Last week Palm (NASDAQ:PALM) reported its first quarter results that included the first full quarter of Palm Pre sales. Although the company would not give out the number of Palm Pre sales, it is expected to have sold about 500,000 units. Palm Pre sales are riding the uniqueness of its operating system, webOS, which is in some respects even better than that of the iPhone. Palm has announced another phone based on the webOS. Let’s take a closer look.
According to iSuppli’s teardown, the Palm Pre’s leading component suppliers are Texas Instruments (TI), Qualcomm, Sony, and Samsung. As per iSuppli, it costs about $170to manufacture the Palm Pre with the faster and higher resolution LTPS LCD display from Sony, accounting for about 23% of the cost. The phone also comes with a multi-touch screen whose controller is provided by Cypress. It has 8Gb of NAND flash memory from Samsung, a baseband processor and RF transmitter from Qualcomm, and an OMAP application processor and companion power management/audio codec device from TI. The Pre’s 3.2MP camera comes from Elpida, which also provides an SDRAM of 2Gb. Smartphones usually use about 1Gb of memory, but the webOS’s multitasking function requires more memory.
The webOS uses intuitive swiping gestures for navigation, a feature inspired by the iPhone. But it also has a set of differentiating features, including a revolutionary multitasking feature seen for the first time in handsets. Users can switch from calls to applications, SMS, Pandora and the web. They can run about eight applications at a time; some say they have even taken it to 12. Another attraction of the webOS is the use of widgets to access data and applications. The webOS has also received a favorable response from the developer community; its development cycle is supposed to be easy and fast. Engadget has a detailed review.

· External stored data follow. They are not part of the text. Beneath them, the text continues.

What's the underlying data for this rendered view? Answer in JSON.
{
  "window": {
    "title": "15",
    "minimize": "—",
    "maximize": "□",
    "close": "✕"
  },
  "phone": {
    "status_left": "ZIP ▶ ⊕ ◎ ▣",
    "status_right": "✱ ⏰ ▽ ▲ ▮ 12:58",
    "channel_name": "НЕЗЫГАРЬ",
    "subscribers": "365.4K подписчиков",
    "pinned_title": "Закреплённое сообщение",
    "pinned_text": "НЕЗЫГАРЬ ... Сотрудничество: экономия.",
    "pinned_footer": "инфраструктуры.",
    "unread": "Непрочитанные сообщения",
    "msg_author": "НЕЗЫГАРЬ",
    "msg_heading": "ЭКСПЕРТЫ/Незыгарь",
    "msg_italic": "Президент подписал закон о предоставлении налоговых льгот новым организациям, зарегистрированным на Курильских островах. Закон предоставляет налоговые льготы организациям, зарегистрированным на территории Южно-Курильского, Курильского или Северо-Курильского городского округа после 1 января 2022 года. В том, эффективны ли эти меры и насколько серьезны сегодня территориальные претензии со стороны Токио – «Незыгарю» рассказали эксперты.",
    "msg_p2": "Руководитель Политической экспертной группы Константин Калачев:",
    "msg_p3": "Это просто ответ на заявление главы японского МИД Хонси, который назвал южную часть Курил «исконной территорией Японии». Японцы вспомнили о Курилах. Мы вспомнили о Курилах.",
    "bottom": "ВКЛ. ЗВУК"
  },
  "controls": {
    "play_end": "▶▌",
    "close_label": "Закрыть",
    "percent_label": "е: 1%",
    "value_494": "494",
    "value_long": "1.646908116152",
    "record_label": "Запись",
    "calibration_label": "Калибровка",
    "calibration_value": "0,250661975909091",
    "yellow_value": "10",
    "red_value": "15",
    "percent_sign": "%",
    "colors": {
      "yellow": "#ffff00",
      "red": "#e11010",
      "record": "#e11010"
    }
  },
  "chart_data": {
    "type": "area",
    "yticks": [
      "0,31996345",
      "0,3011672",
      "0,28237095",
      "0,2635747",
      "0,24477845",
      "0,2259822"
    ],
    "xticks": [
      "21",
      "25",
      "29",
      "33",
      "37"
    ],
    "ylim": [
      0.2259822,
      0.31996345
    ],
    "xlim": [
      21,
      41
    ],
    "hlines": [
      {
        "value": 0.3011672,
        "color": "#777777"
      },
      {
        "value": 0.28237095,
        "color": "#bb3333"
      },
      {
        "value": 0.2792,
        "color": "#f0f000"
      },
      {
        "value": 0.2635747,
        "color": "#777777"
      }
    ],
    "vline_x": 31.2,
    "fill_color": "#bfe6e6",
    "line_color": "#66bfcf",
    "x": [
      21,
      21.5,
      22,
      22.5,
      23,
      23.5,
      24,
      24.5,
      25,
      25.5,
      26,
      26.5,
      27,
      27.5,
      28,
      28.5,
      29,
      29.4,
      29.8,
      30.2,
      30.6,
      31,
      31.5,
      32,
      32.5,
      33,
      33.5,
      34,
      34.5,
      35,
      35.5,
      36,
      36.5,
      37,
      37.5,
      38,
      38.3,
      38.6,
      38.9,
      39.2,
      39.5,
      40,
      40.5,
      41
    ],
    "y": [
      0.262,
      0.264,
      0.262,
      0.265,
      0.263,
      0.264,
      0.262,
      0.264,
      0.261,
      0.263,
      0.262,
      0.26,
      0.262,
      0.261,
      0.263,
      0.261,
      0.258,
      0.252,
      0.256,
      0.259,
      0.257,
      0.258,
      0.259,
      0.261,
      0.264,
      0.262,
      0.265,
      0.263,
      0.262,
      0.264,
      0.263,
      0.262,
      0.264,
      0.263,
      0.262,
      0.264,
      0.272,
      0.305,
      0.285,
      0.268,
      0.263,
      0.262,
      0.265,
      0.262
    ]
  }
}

In all, the Palm Pre is one of the few devices to effectively combine a physical QWERTY keyboard with a touchscreen interface and web browsing. Its webOS competes with the iPhone on most fronts and is a notch above the iPhone in multitasking. However, the Palm Pre, which sells for $199, lost the initial momentum of its launch when the iPhone 3G was reduced to $99 and the iPhone 3GS was launched at $299. But now Palm has announced a new webOS model, Pixie, and cut the Pre’s price to $150. Will it be able to regain momentum, or will it be thwarted by another move from Apple?
Apart from their features and applications, what really sells the iPhone and other Apple products is the company’s brand following and product marketing strategy. Palm’s new CEO, Jon Rubinstein, who was behind the development of the iPod at Apple, is trying to replicate Apple’s success mantra at Palm. Palm has reorganized its marketing organization into two separate functions, product marketing and brand design. Kay Mitic joined as Head of Product Marketing in June after leading several global businesses at Yahoo!, and Jeff Zwerner, the founder and principal of the brand strategy and design agency Factor Design, joined Palm in July.
As for Plam’s financials, Q1 revenue was down 81% to $68.0 million. GAAP revenue doesn’t reflect Palm Pre sales as that revenue is deferred over the contract period. Excluding this deferred revenue, non-GAAP revenue increased to $360.7 million. Net loss increased to $161.1 million or $1.17 per share from loss of $39.5 million or $0.39 per share last year. Non-GAAP net loss was $13.6 million or $0.10 per share. Analysts expected loss of $0.25 per share on revenue (adjusted) of $291 million. Q4 coverage is available here.
Adjusted gross margin was 27.9%, a 1.1% increase over 26.8% in Q4. Palm believes that with time, as it achieves larger production volumes and works with more carriers, it will be able to increase gross margin to over 30%. The company ended the quarter with $211.8 million in cash, down from $255.1 million last quarter. Palm plans to sell 16 million shares of common stock to strengthen its cash reserve.
Palm shipped 823,000 smartphones, up 134% q-o-q and down 30% y-o-y. The quarterly increase was driven by the successful launch of the Palm Pre on Sprint. Palm would not disclose further details on the number of Palm Pre units sold but said that a majority of its sales were from the Pre. Smartphone sell-through for the quarter was 810,000 units, up 76% q-o-q and down 21% y-o-y.
During the first quarter, sales and marketing expenses increased by slightly over $22 million over last quarter due to increased marketing for the Palm Pre launch. The company expects marketing expenses in Q2 to increase sequentially as it markets two new launches, the Palm Pre with Telefonica in Europe and the Palm Pixie with Sprint.
For the second quarter, Palm expects revenue to be between $240 million and $270 million, versus analyst estimates of $344 million. It expects to launch products with other carriers in the second half of fiscal 2010, which could lead to non-GAAP adjusted revenue for fiscal year 2010 in the range of $1.6 billion to $1.8 billion. The stock is currently trading around $14 with market cap of about $2 billion. It hit a 52-week high of $16.80 on July 1.